C’est de l’avenir de la société qu’il s’agit – et aussi de l’avenir de l’enseignement libre, car l’hypocrisie risque de devenir si intenable qu’elle conduira tôt ou tard à l’explosion d’un système si manifestement injuste. Le ministère doit tirer des leçons de la situation, non pas en tentant par la coercition d’empêcher le privé de sauver le latin ou de contourner les EPI, mais en rendant cette chance à tous les élèves. Il est encore temps de retirer ces réformes : l’enseignement public peut et doit être un lieu d’excellence, partout, au service de tous les élèves, et pour accompagner toutes les formes de réussite !

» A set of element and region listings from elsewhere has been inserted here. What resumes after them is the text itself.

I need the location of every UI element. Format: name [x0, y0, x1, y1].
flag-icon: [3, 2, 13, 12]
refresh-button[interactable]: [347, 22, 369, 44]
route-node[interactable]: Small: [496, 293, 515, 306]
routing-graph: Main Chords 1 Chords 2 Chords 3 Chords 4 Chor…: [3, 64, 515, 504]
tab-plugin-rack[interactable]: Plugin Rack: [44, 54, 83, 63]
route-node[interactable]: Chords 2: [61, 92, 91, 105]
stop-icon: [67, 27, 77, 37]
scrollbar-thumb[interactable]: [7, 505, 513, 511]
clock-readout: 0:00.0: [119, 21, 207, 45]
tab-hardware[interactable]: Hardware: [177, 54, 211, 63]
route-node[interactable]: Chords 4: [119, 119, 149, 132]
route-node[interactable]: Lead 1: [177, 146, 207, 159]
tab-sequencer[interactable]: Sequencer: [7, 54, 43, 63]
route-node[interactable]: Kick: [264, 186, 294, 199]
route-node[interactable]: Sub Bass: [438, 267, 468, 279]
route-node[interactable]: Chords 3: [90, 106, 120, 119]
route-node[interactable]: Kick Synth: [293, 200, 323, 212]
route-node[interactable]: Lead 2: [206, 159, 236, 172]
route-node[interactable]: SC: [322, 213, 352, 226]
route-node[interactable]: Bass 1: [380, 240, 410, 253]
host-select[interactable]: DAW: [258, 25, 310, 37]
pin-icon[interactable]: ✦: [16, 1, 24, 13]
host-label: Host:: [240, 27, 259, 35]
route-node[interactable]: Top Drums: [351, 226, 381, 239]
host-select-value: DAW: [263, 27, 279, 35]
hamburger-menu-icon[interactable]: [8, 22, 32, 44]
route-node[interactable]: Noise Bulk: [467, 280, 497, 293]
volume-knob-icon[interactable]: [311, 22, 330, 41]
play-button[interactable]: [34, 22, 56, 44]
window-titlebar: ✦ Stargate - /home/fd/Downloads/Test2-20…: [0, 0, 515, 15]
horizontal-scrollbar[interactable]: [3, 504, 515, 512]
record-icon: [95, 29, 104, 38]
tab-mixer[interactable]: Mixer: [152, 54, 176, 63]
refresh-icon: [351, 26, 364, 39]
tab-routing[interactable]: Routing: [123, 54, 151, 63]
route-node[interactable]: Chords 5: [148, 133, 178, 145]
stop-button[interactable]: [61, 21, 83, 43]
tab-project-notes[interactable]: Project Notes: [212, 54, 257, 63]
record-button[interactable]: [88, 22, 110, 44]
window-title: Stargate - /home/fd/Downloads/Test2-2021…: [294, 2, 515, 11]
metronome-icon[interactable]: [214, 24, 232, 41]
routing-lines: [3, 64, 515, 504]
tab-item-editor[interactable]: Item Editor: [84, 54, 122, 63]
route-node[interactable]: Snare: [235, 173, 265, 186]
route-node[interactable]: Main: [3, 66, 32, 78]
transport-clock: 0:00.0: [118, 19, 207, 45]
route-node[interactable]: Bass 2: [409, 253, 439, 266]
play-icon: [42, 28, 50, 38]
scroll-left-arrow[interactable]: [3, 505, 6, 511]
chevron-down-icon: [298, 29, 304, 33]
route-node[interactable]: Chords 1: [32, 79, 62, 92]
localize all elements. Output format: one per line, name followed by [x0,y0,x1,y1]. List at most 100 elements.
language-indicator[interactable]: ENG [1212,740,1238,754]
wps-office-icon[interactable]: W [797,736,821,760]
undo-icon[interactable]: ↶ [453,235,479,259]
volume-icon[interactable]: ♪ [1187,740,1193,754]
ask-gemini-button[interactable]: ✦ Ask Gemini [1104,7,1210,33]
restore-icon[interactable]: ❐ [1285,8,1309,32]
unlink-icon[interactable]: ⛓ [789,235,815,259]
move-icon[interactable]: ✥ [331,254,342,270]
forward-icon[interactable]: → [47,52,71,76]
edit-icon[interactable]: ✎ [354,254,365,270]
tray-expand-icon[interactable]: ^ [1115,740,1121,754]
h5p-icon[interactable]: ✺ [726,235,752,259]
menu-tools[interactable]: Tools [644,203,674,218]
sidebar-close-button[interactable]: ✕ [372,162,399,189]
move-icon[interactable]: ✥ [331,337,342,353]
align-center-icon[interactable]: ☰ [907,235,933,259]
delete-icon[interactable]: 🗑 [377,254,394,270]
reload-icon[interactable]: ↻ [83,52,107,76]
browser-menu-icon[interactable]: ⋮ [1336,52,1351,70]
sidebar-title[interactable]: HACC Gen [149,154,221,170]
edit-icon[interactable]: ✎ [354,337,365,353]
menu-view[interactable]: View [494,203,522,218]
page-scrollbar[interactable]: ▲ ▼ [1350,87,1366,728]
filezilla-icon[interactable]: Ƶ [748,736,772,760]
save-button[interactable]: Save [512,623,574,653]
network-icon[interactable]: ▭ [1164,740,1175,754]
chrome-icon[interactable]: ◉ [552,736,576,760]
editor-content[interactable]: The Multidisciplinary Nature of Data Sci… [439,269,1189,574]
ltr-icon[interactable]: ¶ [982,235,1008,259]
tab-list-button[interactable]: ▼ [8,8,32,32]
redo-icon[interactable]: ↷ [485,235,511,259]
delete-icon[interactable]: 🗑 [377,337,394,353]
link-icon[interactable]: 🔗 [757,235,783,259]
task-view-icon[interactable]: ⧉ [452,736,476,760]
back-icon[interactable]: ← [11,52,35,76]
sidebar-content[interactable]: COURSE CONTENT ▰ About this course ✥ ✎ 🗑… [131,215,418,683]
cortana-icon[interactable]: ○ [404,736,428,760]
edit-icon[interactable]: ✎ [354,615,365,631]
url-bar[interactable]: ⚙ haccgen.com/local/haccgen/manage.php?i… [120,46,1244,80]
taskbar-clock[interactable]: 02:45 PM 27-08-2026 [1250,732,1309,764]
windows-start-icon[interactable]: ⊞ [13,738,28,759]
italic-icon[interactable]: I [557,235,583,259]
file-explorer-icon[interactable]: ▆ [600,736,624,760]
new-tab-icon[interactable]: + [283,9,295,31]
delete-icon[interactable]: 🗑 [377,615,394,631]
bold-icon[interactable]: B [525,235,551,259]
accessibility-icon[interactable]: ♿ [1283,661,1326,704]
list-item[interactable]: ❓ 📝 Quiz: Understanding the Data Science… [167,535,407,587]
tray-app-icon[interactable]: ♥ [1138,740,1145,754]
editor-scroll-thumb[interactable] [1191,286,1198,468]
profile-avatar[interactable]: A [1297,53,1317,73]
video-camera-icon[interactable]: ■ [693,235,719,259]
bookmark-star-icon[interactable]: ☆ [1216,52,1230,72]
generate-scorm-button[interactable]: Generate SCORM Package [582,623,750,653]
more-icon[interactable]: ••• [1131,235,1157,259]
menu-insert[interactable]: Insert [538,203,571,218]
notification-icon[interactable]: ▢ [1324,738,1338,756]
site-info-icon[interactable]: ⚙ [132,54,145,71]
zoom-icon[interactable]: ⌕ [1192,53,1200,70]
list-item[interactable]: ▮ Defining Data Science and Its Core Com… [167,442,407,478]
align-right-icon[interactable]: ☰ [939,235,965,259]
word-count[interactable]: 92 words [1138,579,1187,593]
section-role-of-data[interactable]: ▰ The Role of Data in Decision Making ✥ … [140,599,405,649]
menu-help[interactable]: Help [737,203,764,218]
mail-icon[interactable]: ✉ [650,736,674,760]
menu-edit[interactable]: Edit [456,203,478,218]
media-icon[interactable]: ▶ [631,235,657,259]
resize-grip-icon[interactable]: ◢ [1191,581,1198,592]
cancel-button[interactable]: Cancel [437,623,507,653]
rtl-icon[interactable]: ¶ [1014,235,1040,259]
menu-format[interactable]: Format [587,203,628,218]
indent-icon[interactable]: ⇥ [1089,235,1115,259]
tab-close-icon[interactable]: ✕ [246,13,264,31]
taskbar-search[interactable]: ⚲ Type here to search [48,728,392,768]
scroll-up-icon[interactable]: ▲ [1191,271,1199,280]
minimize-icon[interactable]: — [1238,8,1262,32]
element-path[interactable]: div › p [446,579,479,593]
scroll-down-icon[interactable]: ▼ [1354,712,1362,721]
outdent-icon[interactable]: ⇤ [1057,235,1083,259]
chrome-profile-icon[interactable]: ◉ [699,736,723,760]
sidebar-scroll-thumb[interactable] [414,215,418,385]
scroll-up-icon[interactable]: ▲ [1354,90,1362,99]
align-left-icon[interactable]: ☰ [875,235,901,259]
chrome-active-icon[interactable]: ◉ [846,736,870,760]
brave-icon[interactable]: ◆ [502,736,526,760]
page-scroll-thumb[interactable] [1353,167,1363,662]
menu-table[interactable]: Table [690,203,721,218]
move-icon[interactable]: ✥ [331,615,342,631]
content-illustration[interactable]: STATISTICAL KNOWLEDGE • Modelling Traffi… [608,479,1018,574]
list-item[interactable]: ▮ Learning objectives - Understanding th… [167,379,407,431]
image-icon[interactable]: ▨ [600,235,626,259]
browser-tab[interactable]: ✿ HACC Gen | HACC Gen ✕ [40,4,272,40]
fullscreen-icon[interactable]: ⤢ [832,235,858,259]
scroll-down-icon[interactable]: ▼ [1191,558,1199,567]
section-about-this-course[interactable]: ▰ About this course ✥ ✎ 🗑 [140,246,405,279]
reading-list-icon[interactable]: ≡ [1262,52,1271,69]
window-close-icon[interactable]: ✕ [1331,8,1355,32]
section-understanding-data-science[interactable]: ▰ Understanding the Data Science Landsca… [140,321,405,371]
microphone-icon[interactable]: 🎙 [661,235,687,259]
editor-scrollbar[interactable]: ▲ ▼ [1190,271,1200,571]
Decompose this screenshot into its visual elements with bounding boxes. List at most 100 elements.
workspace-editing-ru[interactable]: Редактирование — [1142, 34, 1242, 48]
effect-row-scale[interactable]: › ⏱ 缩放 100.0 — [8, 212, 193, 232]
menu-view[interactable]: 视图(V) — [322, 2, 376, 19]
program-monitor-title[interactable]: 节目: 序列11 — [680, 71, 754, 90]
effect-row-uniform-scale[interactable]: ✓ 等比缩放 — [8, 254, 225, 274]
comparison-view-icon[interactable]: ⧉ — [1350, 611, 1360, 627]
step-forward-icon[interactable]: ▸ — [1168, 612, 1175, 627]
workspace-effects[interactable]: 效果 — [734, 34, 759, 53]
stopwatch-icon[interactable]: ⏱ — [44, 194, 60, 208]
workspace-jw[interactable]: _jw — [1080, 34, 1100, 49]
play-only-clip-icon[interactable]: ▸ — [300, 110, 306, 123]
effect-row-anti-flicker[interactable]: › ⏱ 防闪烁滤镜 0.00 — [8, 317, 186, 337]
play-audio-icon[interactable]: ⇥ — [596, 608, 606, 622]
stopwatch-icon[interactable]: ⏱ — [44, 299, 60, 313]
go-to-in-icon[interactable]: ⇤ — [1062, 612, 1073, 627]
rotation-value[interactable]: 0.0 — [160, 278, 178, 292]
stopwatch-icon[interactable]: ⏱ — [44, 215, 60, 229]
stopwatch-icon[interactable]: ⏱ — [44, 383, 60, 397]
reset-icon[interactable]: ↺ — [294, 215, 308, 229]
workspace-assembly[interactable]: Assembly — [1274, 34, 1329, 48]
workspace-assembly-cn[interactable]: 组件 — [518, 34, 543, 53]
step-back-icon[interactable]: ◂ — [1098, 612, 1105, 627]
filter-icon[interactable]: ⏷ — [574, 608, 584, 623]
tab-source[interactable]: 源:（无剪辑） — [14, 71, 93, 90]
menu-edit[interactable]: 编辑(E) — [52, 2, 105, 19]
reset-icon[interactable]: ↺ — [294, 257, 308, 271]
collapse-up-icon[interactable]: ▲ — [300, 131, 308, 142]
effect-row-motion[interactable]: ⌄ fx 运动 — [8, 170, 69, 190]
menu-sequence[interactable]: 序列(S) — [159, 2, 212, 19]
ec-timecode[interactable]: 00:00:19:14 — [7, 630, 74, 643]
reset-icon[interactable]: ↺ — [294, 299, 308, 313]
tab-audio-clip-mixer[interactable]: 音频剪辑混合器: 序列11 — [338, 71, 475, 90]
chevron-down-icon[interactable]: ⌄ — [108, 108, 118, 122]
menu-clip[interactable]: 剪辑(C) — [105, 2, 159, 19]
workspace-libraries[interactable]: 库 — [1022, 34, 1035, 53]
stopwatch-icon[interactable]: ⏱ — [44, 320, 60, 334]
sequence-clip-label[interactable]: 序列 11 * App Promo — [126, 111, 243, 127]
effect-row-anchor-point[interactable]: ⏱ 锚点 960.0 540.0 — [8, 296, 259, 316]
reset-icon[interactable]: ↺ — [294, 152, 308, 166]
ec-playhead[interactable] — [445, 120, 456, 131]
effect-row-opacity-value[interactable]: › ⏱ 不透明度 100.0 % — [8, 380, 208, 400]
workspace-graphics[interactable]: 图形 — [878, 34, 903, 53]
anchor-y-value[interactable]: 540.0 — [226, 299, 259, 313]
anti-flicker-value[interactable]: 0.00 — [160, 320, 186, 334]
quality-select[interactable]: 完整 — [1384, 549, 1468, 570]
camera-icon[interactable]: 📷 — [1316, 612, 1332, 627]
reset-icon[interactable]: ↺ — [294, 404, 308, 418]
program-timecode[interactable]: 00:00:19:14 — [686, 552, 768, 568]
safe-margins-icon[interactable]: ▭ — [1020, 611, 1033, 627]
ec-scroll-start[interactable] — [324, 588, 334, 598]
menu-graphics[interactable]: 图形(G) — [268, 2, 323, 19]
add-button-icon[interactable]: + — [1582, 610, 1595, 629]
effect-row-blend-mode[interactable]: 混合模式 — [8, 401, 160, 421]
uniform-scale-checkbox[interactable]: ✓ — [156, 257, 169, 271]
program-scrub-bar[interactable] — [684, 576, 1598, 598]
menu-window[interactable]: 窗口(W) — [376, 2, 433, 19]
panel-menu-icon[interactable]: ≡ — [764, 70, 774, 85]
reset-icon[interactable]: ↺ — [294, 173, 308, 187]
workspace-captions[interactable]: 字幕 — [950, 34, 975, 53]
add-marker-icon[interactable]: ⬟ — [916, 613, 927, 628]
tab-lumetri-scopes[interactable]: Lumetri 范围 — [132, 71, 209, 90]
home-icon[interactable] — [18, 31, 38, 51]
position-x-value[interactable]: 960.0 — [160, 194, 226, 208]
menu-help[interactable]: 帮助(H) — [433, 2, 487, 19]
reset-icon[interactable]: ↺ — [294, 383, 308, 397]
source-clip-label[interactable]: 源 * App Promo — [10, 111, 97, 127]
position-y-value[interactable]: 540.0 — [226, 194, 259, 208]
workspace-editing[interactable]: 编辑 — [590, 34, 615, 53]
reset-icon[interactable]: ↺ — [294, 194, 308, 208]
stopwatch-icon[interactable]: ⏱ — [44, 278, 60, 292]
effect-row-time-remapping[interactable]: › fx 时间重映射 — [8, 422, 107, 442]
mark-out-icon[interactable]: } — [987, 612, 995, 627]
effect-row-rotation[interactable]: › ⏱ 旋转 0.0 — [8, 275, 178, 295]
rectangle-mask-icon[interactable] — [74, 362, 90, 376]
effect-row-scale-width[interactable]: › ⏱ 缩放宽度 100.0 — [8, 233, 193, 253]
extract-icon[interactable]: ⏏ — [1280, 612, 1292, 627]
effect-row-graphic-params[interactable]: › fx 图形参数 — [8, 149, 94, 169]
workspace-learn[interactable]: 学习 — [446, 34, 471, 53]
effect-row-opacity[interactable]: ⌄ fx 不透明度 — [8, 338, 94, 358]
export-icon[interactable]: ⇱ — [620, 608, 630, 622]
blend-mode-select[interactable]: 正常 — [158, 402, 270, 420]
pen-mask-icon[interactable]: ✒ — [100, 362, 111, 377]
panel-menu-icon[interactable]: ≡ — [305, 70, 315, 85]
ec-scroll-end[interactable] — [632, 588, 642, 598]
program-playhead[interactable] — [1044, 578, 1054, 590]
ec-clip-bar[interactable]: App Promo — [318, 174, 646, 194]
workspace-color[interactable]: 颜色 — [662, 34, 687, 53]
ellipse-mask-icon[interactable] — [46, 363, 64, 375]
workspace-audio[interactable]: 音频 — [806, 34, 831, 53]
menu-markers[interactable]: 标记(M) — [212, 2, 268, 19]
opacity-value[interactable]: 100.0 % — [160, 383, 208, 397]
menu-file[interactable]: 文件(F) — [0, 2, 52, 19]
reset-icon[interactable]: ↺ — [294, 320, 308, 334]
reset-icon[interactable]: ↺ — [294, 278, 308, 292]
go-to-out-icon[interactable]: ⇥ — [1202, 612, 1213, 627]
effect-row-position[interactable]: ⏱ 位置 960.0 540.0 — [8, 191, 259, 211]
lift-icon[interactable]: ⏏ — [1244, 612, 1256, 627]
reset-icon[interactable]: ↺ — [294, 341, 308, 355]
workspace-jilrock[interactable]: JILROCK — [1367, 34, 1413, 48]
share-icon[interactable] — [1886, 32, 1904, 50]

Il est urgent aussi que l’enseignement privé se ressaisisse : derrière l’autosatisfaction de façade, il y a le versant intérieur de ce scandale démocratique – l’incroyable monopole statutaire d’une association de parents qui, dans une fiction de démocratie, se protège de sa base derrière ses statuts, et prend position au nom des centaines de milliers de familles qui la font vivre sur le terrain sans même les avoir consultées… Puisque le renouvellement ne vient pas de l’intérieur, l’espoir vient des périphéries – par exemple de la fondation d’une nouvelle association de parents d’élèves authentiquement attachés au sens pédagogique de la transmission, ou du développement des écoles Espérance Banlieues qui, retrouvant l’inspiration et l’audace perdues par les administrations jumelles du public et du privé, remettent une liberté pédagogique authentique au service des plus déshérités.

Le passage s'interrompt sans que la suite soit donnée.